As the papermaking process develops, the move is towards much faster machine speeds together with higher temperatures and increasing usage of chemicals. This changing environment has resulted in a steady reduction in the effective life of traditional materials used in current paper machine clothing.
Considerable research has been conducted into the ways of improving existing materials and for the production of new materials suitable for use in these more demanding environments. Many new materials are now appearing in the marketplace in an attempt to deal with this overall problem; but in the meantime, attempts have also been made to effect treatment of existing materials to reinforce their suitability. Many proposals have been put forward for improving the mechanical, thermal, and chemical properties of polyamides; among these is the general principle of cross-linking. The cross-linking of polyamide materials is well known, but one of the undesirable properties of a highly crosslinked polyamide material is that it becomes brittle. In use in the form of a staple fibre in the production of a batt layer of a papermaking machine fabric, highly crosslinked polyamide materials tend to fibrillate and break under the repeated loads in the pressing section of the paper machine with the result that fabric life is relatively short.
U.S. Pat. No. 2,425,334 discloses one process for modifying the properties of synthetic linear polyamide articles in the form of filaments, bristles, yarns and the like which have not been cold drawn to render the article incapable of being cold drawn by more than about 75% of their original length, said process comprising impregnating the shaped undrawn polyamide article in the form of filaments, bristles, yarns and the like with an aqueous solution having a pH not greater than 3 and having dissolved therein in at least 20% by weight of formaldehyde, a catalyst selected from the group consisting of acids having an ionization constant of at least 1.0.times.10.sup.-2 at 25.degree. C. and water soluble ammonium, amine, metallic salts of these, removing the surface liquid adhering to the article to prevent tendering on subsequent baking and then baking the impregnated article at a temperature of 100.degree. to 150.degree. C.

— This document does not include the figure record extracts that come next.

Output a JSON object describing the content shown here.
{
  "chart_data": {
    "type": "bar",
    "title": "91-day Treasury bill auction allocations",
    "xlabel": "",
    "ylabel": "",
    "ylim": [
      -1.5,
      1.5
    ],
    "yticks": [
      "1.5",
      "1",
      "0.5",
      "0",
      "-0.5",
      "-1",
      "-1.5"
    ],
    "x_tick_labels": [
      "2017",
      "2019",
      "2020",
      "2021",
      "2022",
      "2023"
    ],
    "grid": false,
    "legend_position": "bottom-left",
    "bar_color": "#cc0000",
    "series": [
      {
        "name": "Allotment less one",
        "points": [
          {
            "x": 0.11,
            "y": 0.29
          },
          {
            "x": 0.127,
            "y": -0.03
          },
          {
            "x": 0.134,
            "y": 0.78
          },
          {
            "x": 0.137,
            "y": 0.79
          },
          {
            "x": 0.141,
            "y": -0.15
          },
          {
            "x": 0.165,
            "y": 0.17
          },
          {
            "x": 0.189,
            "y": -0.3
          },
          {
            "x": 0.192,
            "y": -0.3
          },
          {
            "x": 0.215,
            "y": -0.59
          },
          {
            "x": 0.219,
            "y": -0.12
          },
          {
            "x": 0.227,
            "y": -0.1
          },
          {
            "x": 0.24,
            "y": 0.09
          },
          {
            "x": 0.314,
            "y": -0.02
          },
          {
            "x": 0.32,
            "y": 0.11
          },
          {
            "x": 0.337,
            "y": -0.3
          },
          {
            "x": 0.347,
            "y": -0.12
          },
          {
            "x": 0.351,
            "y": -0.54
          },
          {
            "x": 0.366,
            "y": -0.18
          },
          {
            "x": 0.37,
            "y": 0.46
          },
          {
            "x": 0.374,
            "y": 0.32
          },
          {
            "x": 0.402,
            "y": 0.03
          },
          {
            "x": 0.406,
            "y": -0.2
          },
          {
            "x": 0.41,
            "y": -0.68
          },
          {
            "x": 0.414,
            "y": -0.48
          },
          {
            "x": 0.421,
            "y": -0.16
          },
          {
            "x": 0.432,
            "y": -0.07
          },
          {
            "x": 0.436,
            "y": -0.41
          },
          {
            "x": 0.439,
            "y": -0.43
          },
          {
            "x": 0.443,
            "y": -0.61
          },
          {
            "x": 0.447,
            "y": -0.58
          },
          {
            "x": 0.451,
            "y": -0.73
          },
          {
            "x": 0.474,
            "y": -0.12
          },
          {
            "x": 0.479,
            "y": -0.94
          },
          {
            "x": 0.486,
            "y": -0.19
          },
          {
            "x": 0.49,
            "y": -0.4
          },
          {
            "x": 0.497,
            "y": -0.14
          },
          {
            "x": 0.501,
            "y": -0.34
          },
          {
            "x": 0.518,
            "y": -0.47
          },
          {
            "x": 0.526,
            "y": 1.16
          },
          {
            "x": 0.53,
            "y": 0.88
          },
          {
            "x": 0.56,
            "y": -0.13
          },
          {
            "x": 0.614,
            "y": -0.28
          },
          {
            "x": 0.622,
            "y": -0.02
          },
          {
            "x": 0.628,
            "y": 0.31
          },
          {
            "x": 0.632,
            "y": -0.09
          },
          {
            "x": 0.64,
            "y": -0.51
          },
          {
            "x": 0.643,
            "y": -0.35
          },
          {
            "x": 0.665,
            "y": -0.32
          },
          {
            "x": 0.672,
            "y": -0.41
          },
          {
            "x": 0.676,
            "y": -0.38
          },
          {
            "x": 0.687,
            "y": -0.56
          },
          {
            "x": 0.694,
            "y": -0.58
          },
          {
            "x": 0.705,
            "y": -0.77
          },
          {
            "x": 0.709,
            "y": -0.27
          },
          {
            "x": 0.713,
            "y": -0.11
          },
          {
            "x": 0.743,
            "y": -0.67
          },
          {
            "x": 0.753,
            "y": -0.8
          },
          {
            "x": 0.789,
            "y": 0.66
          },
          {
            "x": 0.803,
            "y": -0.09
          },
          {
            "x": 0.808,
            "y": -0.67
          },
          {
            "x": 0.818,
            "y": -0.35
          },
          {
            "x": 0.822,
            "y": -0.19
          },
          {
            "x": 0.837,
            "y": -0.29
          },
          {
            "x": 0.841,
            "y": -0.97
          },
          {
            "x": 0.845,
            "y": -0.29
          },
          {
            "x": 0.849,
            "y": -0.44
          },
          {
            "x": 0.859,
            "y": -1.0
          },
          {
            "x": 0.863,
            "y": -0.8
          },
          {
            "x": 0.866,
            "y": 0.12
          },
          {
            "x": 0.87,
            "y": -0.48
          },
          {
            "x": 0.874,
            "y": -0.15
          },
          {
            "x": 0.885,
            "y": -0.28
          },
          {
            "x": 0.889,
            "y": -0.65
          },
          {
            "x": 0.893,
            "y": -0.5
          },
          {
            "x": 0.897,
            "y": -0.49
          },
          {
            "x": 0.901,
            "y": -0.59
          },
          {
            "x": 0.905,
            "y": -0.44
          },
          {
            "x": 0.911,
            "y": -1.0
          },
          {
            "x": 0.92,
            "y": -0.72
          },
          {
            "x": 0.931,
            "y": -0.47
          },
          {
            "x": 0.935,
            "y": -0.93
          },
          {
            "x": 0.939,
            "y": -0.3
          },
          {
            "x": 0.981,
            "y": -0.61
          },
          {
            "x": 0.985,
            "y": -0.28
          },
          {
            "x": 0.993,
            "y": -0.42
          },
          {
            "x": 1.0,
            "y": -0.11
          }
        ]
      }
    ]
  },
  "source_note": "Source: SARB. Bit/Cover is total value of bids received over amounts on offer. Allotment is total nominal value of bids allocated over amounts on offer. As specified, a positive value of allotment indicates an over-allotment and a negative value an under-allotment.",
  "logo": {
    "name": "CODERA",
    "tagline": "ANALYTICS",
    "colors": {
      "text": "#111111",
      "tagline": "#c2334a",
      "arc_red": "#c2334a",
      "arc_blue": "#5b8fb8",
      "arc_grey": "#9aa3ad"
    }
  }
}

Such a process results in yarns, bristles, filaments and fibres having increased heat stability, softening point, receptivity to dye stuffs and, at the same time, improved resistance to fatigue. Furthermore, such materials tend to be less soluble in organic liquids which would, normally, dissolve the untreated polyamide. Such materials are not satisfactory candidates for paper machine clothing, since they exhibit the properties of increased stiffness and therefore brittleness.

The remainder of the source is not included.